"Revolutionizing Flu Vaccines with Hexaplex Technology"

A new recombinant flu vaccine using innovative nanoliposome technology is being developed by researchers, showing initial promising results against common flu strains. This information is courtesy of SciTechDaily.com.

The recombinant vaccine is performing better than existing vaccines in some areas according to tests.

Recombinant protein vaccines, including the COVID-19 Novavax vaccine, have several benefits over traditional vaccines. These advantages include precise production, safety, potential efficacy, and the requirement of smaller dosages.

This has led to a significant interest in developing recombinant influenza vaccines. Nonetheless, only one such vaccine has been approved by the Food and Drug Administration thus far.

A University at Buffalo-led research team is working on a new recombinant flu vaccine, detailed in a study published on February 23 in the journal Cell Reports Medicine. This vaccine has the potential to compete with existing ones.

Six proteins in total - three each, from two different protein groups; hemagglutinins and neuraminidases, representing the H1N1, H3N2 and type B influenza strains were attached by the team to the nanoliposome. This information is credited to the University at Buffalo.

Jonathan Lovell, PhD, SUNY Empire Innovation Professor in the Department of Biomedical Engineering at UB, states that their vaccine candidate could improve the efficiency of current vaccines against seasonal influenza which is not optimally effective amongst the general population. Lovell is the senior co-author of the study.

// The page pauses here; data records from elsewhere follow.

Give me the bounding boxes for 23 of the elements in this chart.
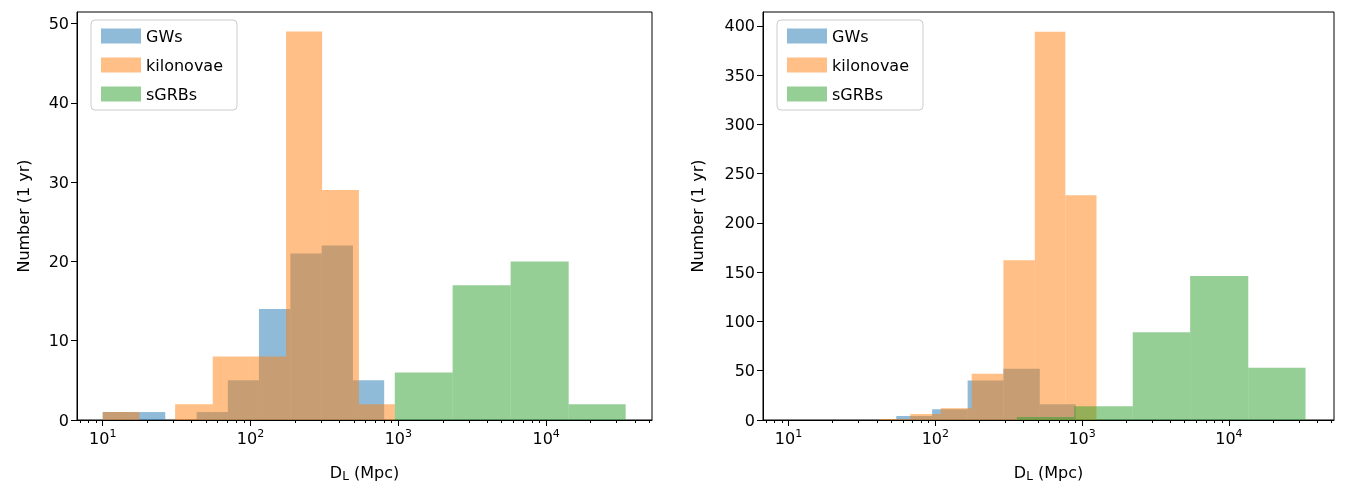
y-tick-label: 250 xyxy=(724,164,755,184)
y-tick-label: 400 xyxy=(724,16,755,36)
y-tick-label: 0 xyxy=(744,410,755,430)
y-axis-title: Number (1 yr) xyxy=(687,159,707,273)
y-tick-label: 200 xyxy=(724,213,755,233)
legend-label: kilonovae xyxy=(832,55,909,75)
legend-label: kilonovae xyxy=(146,55,223,75)
y-tick-label: 30 xyxy=(48,172,69,192)
legend-label: GWs xyxy=(146,26,183,46)
y-tick-label: 300 xyxy=(724,114,755,134)
y-tick-label: 50 xyxy=(48,14,69,33)
y-tick-label: 40 xyxy=(48,93,69,113)
legend-label: GWs xyxy=(832,26,869,46)
y-tick-label: 350 xyxy=(724,65,755,85)
y-tick-label: 0 xyxy=(58,410,69,430)
y-tick-label: 20 xyxy=(48,251,69,271)
y-axis-title: Number (1 yr) xyxy=(13,159,33,273)
legend-label: sGRBs xyxy=(146,84,198,104)
y-tick-label: 50 xyxy=(734,361,755,381)
y-tick-label: 150 xyxy=(724,262,755,282)
legend-label: sGRBs xyxy=(832,84,884,104)
y-tick-label: 10 xyxy=(48,331,69,351)
y-tick-label: 100 xyxy=(724,311,755,331)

Traditional flu vaccine either contains inactivated influenza causing microbes or are based on weakened forms of the disease. They are typically made using fertilized chicken eggs or less commonly through cell culture-based production.

A nanoliposome-based vaccine called cobalt-porphyrin-phospholipid, or CoPoP, is being developed by the UB-led team. The CoPoP platform allows proteins that promote an immune response to be exhibited on the nanoliposome's surface, thereby boosting its vaccine efficacy.

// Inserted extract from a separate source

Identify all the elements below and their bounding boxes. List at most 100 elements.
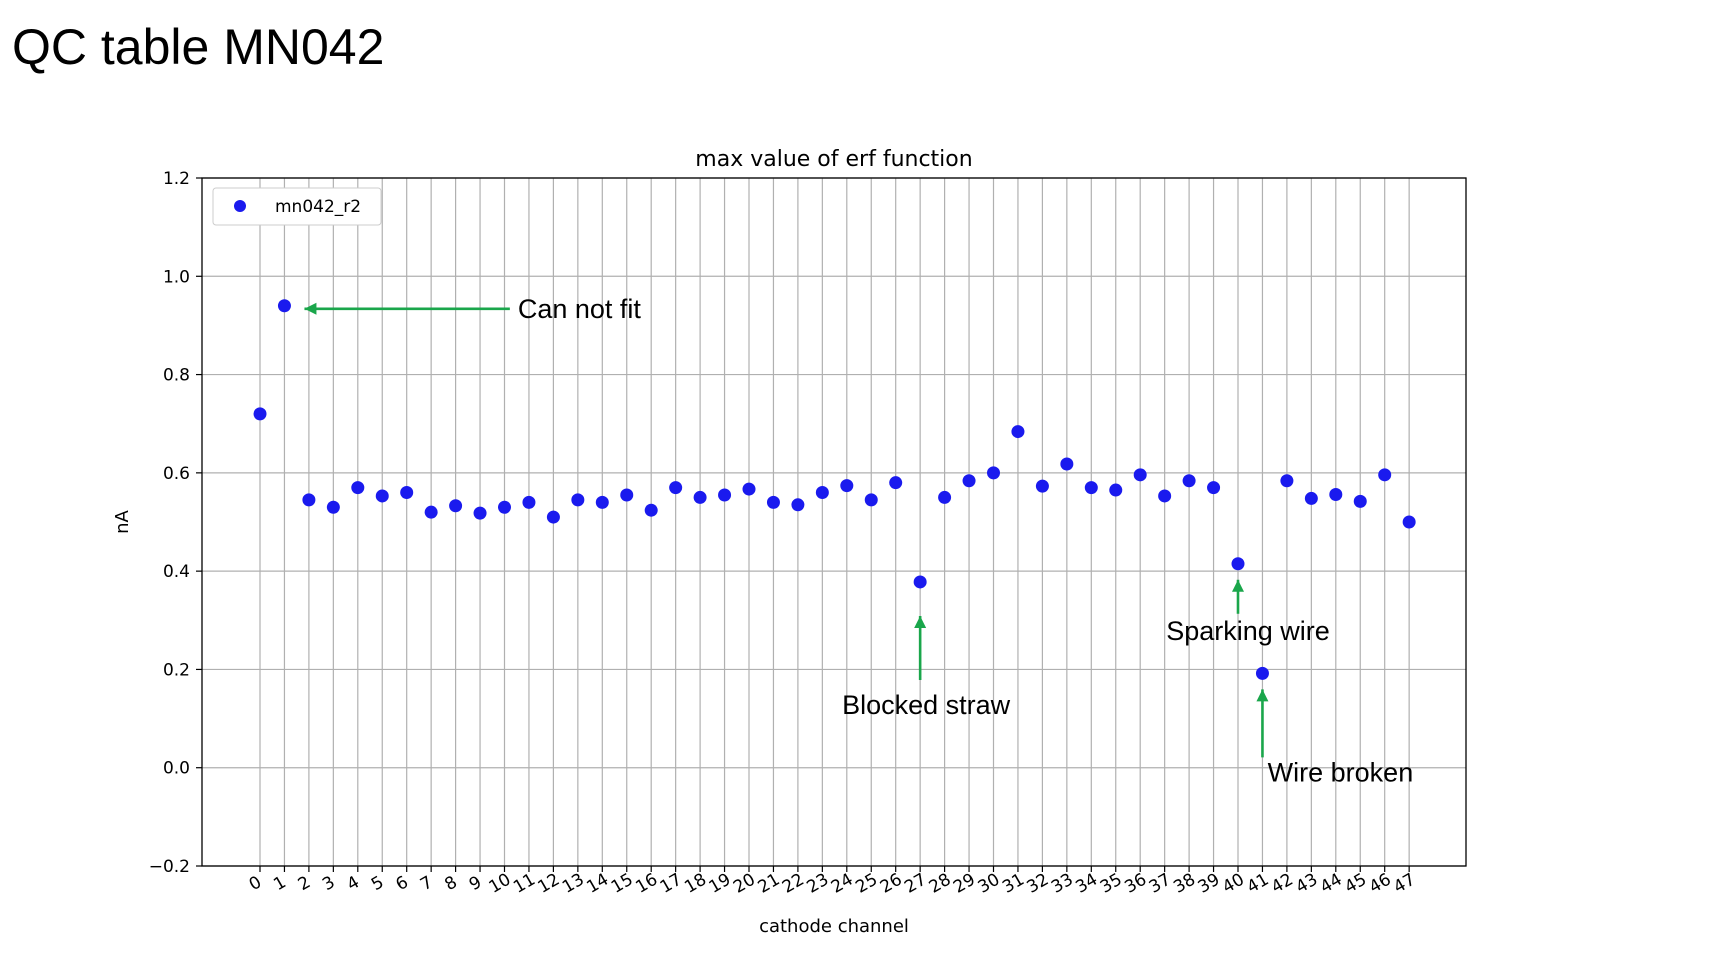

The nanoliposomes, when combined with genetically engineered influenza proteins that can be developed based on viral genetic information, enhance the disease response of the immune system.

For the new study, the team attached six proteins (three each from two different protein groups, hemagglutinins, and neuraminidases) to the nanoliposome, and included two adjuvants (PHAD and QS21) to amplify the immune response.

The resultant "hexaplex" nanoliposome was tested by the researchers in animal models against three common flu strains: H1N1, H3N2, and type B.

Even in low doses, the hexaplex nanoliposome showed superior protection and survival from H1N1 as compared to Flublock, the only licensed recombinant flu vaccine in the U.S., and Fluaid, an egg-based vaccine. H3N2 and type B protection levels were found to be comparable in tests.

These tests were performed by vaccination and by transfusing blood serum from vaccinated mice into non-vaccinated mice.

Zachary Sia, a PhD candidate in Lovell’s lab and the study's lead author, says that the combination of the two protein groups led to synergistic effects especially with adjuvanted nanoliposomes in the production of functional antibodies and T-cell activation, both critical for combating severe flu infections.

Senior co-author of the study, research associate professor of anesthesiology in the Jacobs School of Medicine and Biomedical Sciences at UB, Bruce Davidson, PhD, adds that using both hemagglutinin and neuraminidase antigens to create vaccines is crucial for broader immunity and for creating more doses with fewer materials. Although there is much work to be done in fully testing and validating this flu technology, the preliminary results are encouraging.